Securing Internet of things is a major concern as it deals with data that are personal, needed to be reliable, can direct and manipulate device decisions in a harmful way. Also regarding data generation process is heterogeneous, data being immense in volume, complex management. Quantum Computing and Internet of Things (IoT) coined as Quantum IoT defines a concept of greater security design which harness the virtue of quantum mechanics laws in Internet of Things (IoT) security management. Also it ensures secured data storage, processing, communication, data dynamics. In this paper, an IoT security infrastructure is introduced which is a hybrid one, with an extra layer, which ensures quantum state. This state prevents any sort of harmful actions from the eavesdroppers in the communication channel and cyber side, by maintaining its state, protecting the key by quantum cryptography BB84 protocol. An adapted version is introduced specific to this IoT scenario. A classical cryptography system `One-Time pad (OTP)' is used in the hybrid management. The novelty of this paper lies with the integration of classical and quantum communication for Internet of Things (IoT) security.

This research proposes an inspection on Trust Based Routing protocols to protect Internet of Things directing to authorize dependability and privacy amid to direction-finding procedure in inaccessible systems. There are number of Internet of Things (IOT) gadgets are interrelated all inclusive, the main issue is the means by which to protect the routing of information in the important systems from different types of stabbings. Clients won't feel secure on the off chance that they know their private evidence could without much of a stretch be gotten to and traded off by unapproved people or machines over the system. Trust is an imperative part of Internet of Things (IOT). It empowers elements to adapt to vulnerability and roughness caused by the through and through freedom of other devices. In Mobile Ad-hoc Network (MANET) host moves frequently in any bearing, so that the topology of the network also changes frequently. No specific algorithm is used for routing the packets. Packets/data must be routed by intermediate nodes. It is procumbent to different occurrences ease. There are various approaches to compute trust for a node such as fuzzy trust approach, trust administration approach, hybrid approach, etc. Adaptive Information Dissemination (AID) is a mechanism which ensures the packets in a specific transmission and it analysis of is there any attacks by hackers.It encompasses of ensuring the packet count and route detection between source and destination with trusted path.Trust estimation dependent on the specific condition or setting of a hub, by sharing the setting information onto alternate hubs in the framework would give a superior answer for this issue.Here we present a survey on various trust organization approaches in MANETs. We bring out instantaneous of these approaches for establishing trust of the partaking hubs in a dynamic and unverifiable MANET atmosphere.

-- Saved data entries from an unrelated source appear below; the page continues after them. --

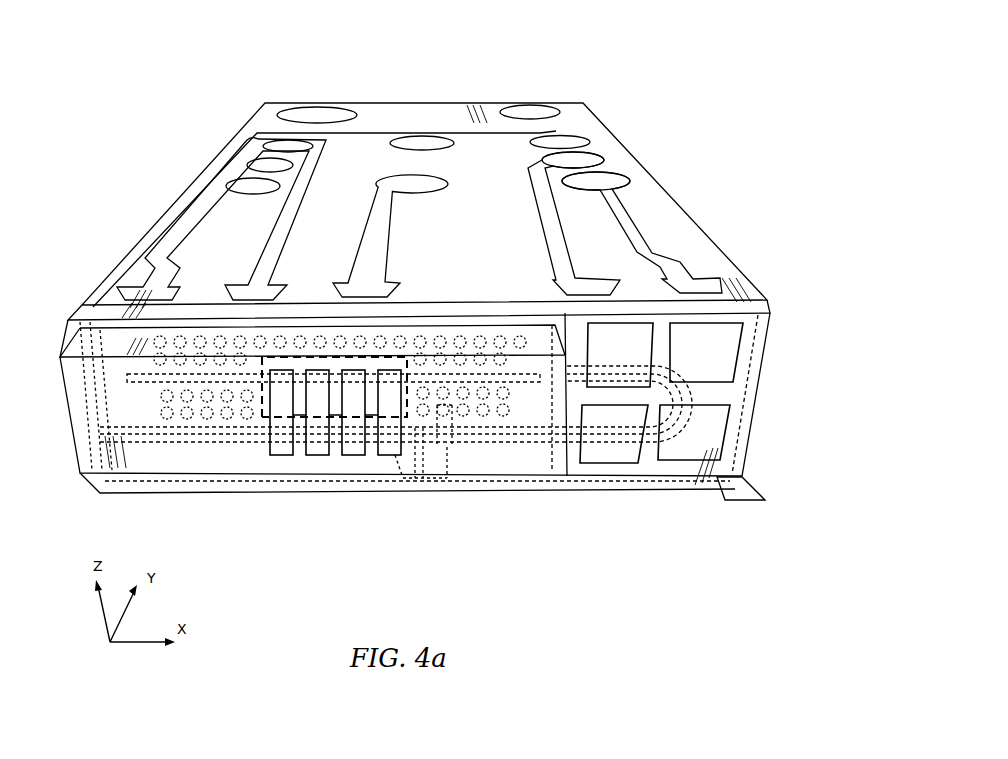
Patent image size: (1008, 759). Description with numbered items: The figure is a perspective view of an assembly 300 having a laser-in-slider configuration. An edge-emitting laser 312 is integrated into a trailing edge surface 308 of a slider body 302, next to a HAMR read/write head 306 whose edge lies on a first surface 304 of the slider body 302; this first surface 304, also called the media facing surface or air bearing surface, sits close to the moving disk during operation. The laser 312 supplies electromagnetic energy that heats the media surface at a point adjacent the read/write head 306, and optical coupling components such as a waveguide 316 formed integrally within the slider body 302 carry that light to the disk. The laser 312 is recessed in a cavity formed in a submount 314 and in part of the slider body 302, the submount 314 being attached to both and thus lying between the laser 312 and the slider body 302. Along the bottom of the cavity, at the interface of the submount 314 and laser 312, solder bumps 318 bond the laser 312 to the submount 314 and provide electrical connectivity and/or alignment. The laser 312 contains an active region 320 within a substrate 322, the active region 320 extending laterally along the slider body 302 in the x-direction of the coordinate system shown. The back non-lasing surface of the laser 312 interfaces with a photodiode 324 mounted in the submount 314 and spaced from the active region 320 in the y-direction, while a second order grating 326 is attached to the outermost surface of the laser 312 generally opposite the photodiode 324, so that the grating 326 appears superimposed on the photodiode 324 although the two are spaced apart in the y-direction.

The assembly 300 is at (583, 50).
The slider body 302 is at (642, 202).
The first surface 304 is at (755, 503).
The HAMR read/write head 306 is at (428, 475).
The trailing edge surface 308 is at (760, 300).
The edge-emitting laser 312 is at (69, 478).
The submount 314 is at (736, 401).
The waveguide 316 is at (622, 445).
The solder bumps 318 is at (169, 418).
The active region 320 is at (74, 441).
The substrate 322 is at (88, 378).
The photodiode 324 is at (247, 440).
The grating 326 is at (323, 470).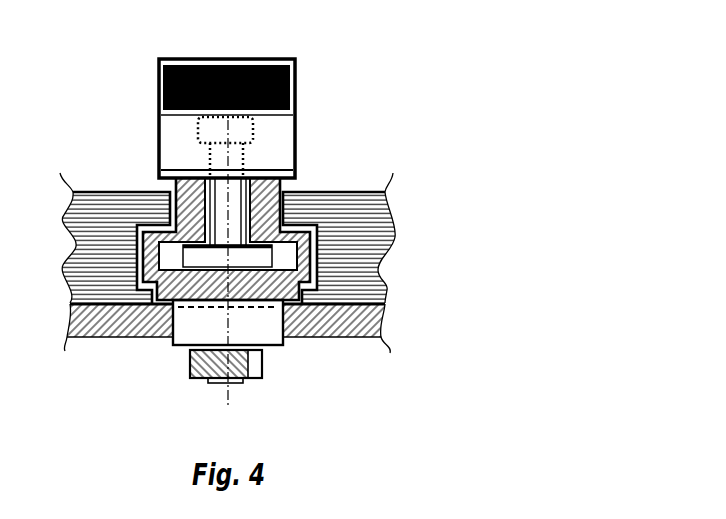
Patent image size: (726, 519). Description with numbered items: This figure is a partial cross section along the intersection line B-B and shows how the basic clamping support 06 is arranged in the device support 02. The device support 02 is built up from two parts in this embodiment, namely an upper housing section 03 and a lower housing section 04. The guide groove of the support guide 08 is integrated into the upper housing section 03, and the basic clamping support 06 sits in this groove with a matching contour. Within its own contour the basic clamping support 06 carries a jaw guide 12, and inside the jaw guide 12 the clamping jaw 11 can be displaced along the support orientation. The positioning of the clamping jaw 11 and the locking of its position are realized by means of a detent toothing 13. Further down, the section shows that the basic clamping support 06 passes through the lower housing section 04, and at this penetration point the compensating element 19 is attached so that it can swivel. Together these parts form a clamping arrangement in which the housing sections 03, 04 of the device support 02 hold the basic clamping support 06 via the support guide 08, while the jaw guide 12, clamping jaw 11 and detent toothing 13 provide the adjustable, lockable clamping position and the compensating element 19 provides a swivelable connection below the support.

The device support 02 is at (326, 263).
The upper housing section 03 is at (355, 242).
The lower housing section 04 is at (370, 325).
The basic clamping support 06 is at (175, 185).
The support guide 08 is at (290, 206).
The clamping jaw 11 is at (290, 86).
The jaw guide 12 is at (250, 170).
The detent toothing 13 is at (180, 168).
The compensating element 19 is at (190, 365).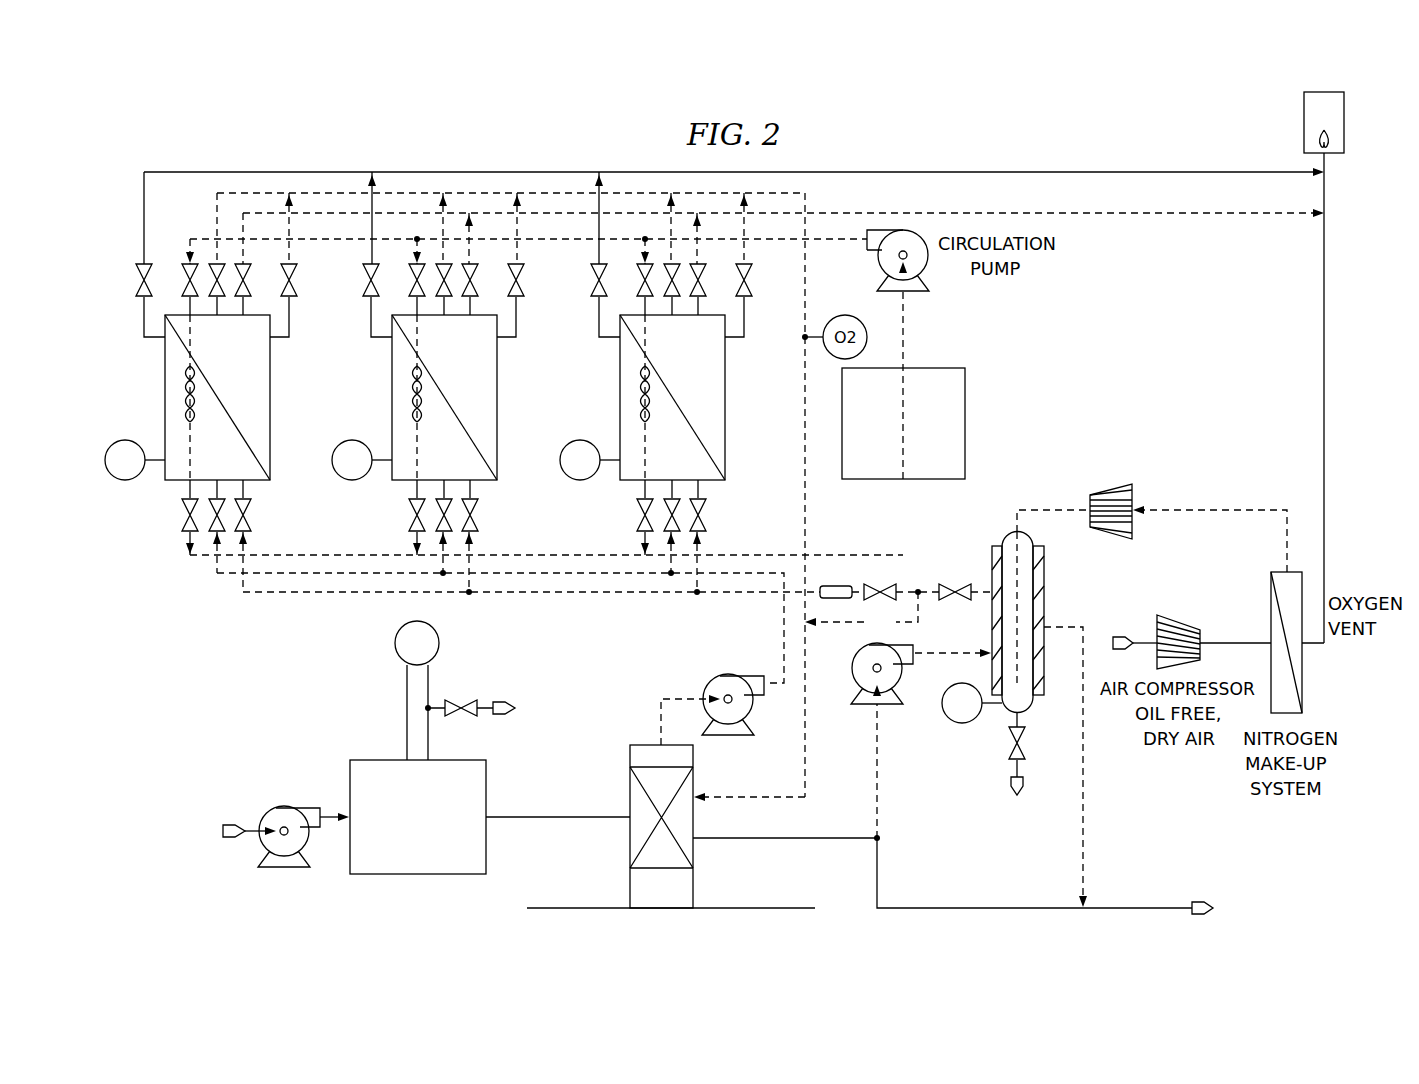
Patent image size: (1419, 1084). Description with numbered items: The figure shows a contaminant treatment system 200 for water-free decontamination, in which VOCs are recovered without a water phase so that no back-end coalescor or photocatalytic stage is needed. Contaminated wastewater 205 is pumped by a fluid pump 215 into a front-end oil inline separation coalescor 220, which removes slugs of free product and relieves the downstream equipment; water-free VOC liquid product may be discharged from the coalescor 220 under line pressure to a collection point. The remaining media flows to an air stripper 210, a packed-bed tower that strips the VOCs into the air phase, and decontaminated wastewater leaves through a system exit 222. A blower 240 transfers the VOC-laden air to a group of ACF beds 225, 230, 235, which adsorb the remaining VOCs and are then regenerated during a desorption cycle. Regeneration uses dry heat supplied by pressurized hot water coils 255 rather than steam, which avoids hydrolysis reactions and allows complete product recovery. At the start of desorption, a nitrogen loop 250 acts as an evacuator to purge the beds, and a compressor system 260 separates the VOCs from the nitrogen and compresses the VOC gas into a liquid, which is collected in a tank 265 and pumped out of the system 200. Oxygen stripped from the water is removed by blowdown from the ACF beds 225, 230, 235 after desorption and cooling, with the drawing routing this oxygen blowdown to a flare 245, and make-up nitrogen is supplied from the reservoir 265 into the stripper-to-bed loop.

The contaminant treatment system 200 is at (323, 145).
The contaminated wastewater 205 is at (230, 826).
The air stripper 210 is at (630, 888).
The fluid pump 215 is at (300, 809).
The oil inline separation (OILS) coalescor 220 is at (418, 875).
The system exit 222 is at (1197, 902).
The ACF bed 225 is at (270, 412).
The ACF bed 230 is at (493, 412).
The ACF bed 235 is at (722, 448).
The blower 240 is at (728, 735).
The flare 245 is at (1344, 120).
The nitrogen loop 250 is at (1262, 478).
The pressurized hot water coils 255 is at (965, 399).
The compressor system 260 is at (918, 748).
The tank 265 is at (992, 572).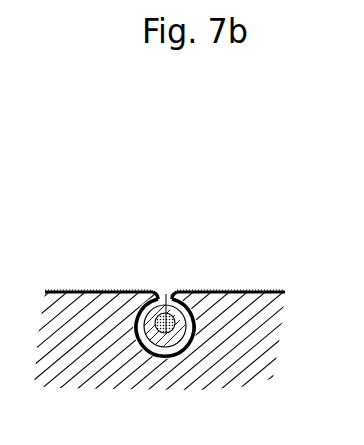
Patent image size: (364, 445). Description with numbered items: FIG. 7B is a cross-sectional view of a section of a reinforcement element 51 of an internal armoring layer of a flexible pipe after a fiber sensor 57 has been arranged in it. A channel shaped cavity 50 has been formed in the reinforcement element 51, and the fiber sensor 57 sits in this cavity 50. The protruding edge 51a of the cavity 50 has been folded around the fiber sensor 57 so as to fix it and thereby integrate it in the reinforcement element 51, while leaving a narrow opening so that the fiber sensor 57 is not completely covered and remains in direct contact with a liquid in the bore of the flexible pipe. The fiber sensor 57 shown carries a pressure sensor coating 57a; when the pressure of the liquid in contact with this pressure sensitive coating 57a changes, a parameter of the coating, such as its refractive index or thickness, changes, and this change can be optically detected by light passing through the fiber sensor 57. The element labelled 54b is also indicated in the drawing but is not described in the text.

The channel shaped cavity 50 is at (170, 288).
The reinforcement element 51 is at (283, 290).
The protruding edge 51a is at (156, 291).
The inner filling / sheath layer 54b is at (177, 292).
The fiber sensor 57 is at (175, 290).
The pressure sensor coating 57a is at (158, 291).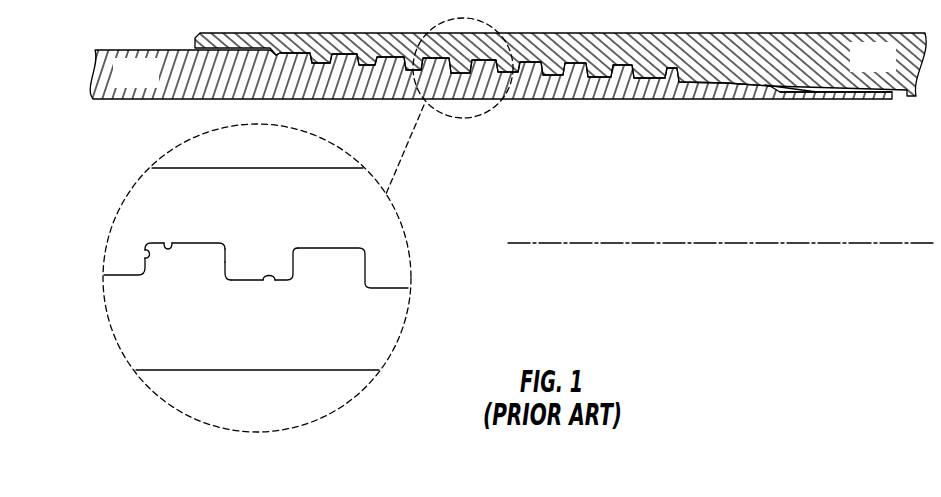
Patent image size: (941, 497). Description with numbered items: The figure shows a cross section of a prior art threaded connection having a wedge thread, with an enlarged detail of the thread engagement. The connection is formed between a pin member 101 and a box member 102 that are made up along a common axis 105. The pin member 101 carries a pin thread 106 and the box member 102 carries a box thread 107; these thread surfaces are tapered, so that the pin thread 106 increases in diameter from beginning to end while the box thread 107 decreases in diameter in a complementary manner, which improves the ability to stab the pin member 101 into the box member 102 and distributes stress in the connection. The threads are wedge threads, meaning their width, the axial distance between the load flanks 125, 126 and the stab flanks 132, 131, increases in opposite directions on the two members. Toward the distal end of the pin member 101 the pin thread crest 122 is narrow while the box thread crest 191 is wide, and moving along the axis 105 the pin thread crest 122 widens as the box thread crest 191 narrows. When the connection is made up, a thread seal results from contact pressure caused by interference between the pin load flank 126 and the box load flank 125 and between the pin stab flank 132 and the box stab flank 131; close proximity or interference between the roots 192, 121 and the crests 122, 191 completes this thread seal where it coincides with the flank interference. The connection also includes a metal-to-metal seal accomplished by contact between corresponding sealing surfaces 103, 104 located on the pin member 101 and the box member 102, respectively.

The pin member 101 is at (153, 85).
The box member 102 is at (890, 69).
The sealing surface 103 is at (795, 85).
The sealing surface 104 is at (777, 92).
The axis 105 is at (689, 246).
The pin thread 106 is at (168, 256).
The box thread 107 is at (276, 288).
The root 121 is at (172, 243).
The pin thread crest 122 is at (200, 243).
The box load flank 125 is at (142, 253).
The pin load flank 126 is at (141, 266).
The box stab flank 131 is at (226, 270).
The pin stab flank 132 is at (226, 260).
The box thread crest 191 is at (238, 283).
The root 192 is at (275, 283).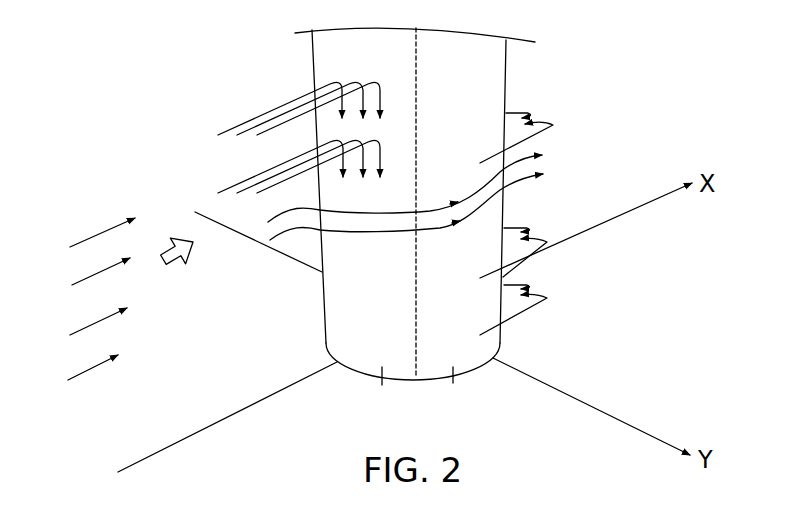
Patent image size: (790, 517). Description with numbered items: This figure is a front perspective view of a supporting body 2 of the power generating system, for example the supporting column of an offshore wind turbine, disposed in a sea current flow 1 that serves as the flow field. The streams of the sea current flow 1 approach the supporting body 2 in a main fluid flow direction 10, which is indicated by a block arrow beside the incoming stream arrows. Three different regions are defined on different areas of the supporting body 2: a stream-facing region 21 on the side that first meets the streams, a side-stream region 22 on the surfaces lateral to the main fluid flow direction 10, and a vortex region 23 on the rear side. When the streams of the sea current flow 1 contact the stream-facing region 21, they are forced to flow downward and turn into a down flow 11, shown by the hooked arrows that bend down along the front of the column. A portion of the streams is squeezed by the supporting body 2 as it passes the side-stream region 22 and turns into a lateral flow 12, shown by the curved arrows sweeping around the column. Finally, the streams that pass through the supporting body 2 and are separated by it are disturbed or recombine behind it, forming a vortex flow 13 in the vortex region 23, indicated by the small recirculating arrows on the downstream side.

The sea current flow 1 is at (93, 235).
The supporting body 2 is at (323, 43).
The main fluid flow direction 10 is at (176, 238).
The down flow 11 is at (382, 93).
The lateral flow 12 is at (445, 228).
The vortex flow 13 is at (551, 123).
The stream-facing region 21 is at (383, 390).
The side-stream region 22 is at (455, 390).
The vortex region 23 is at (509, 80).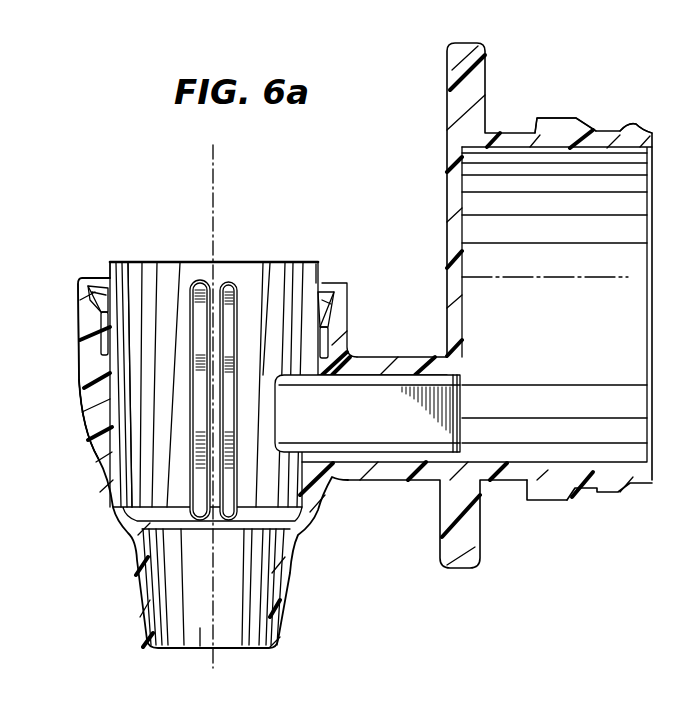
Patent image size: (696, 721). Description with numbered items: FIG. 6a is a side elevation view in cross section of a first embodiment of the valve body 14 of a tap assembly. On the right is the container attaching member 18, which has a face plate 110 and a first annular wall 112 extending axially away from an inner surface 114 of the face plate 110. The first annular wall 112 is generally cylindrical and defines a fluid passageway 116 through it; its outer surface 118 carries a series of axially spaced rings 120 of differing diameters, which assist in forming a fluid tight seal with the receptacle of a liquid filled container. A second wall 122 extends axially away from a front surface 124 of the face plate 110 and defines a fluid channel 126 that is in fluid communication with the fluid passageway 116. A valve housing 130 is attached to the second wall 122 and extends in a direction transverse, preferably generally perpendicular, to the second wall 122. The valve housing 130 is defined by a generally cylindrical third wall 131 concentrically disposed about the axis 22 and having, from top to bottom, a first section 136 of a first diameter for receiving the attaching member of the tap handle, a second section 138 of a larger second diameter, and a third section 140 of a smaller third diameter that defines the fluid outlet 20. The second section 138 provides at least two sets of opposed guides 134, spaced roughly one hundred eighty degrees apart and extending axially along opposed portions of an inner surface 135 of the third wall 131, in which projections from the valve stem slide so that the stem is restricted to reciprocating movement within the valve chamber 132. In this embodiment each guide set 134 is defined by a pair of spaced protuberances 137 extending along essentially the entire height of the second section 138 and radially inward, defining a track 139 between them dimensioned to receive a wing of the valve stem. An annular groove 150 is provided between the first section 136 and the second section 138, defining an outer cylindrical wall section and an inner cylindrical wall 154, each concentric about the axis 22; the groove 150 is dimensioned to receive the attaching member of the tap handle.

The valve body 14 is at (150, 229).
The container attaching member 18 is at (577, 490).
The exit 20 is at (228, 628).
The axis 22 is at (213, 203).
The face plate 110 is at (433, 108).
The first annular wall 112 is at (582, 103).
The inner surface 114 is at (490, 73).
The fluid passageway 116 is at (527, 403).
The outer surface 118 is at (548, 512).
The rings 120 is at (553, 123).
The second wall 122 is at (366, 368).
The front surface 124 is at (445, 152).
The fluid channel 126 is at (368, 423).
The valve housing 130 is at (68, 357).
The third wall 131 is at (84, 403).
The valve chamber 132 is at (167, 440).
The opposed guides 134 is at (230, 333).
The inner surface 135 is at (210, 244).
The first section 136 is at (97, 262).
The protuberances 137 is at (258, 300).
The second section 138 is at (62, 307).
The track 139 is at (210, 353).
The third section 140 is at (120, 587).
The annular groove 150 is at (328, 283).
The inner cylindrical wall 154 is at (318, 275).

Machine learning experts prefer to think of their input as a single, homogeneous, and consistent data set. However, when analyzing large volumes of data, the entire data set may not be manageable on a single server, but must be stored on a distributed file system instead. Moreover, with the pressing demand to deliver explainable models, the experts may no longer focus on the machine learning algorithms in isolation, but must take into account the distributed nature of the data stored, as well as the impact of any data pre-processing steps upstream in their data analysis pipeline. In this paper, we make the point that even basic transformations during data preparation can impact the model learned, and that this is exacerbated in a distributed setting. We then sketch our vision of end-to-end explainability of the model learned, taking the pre-processing into account. In particular, we point out the potentials of linking the contributions of research on data provenance with the efforts on explainability in machine learning. In doing so, we highlight pitfalls we may experience in a distributed system on the way to generating more holistic explanations for our machine learning models.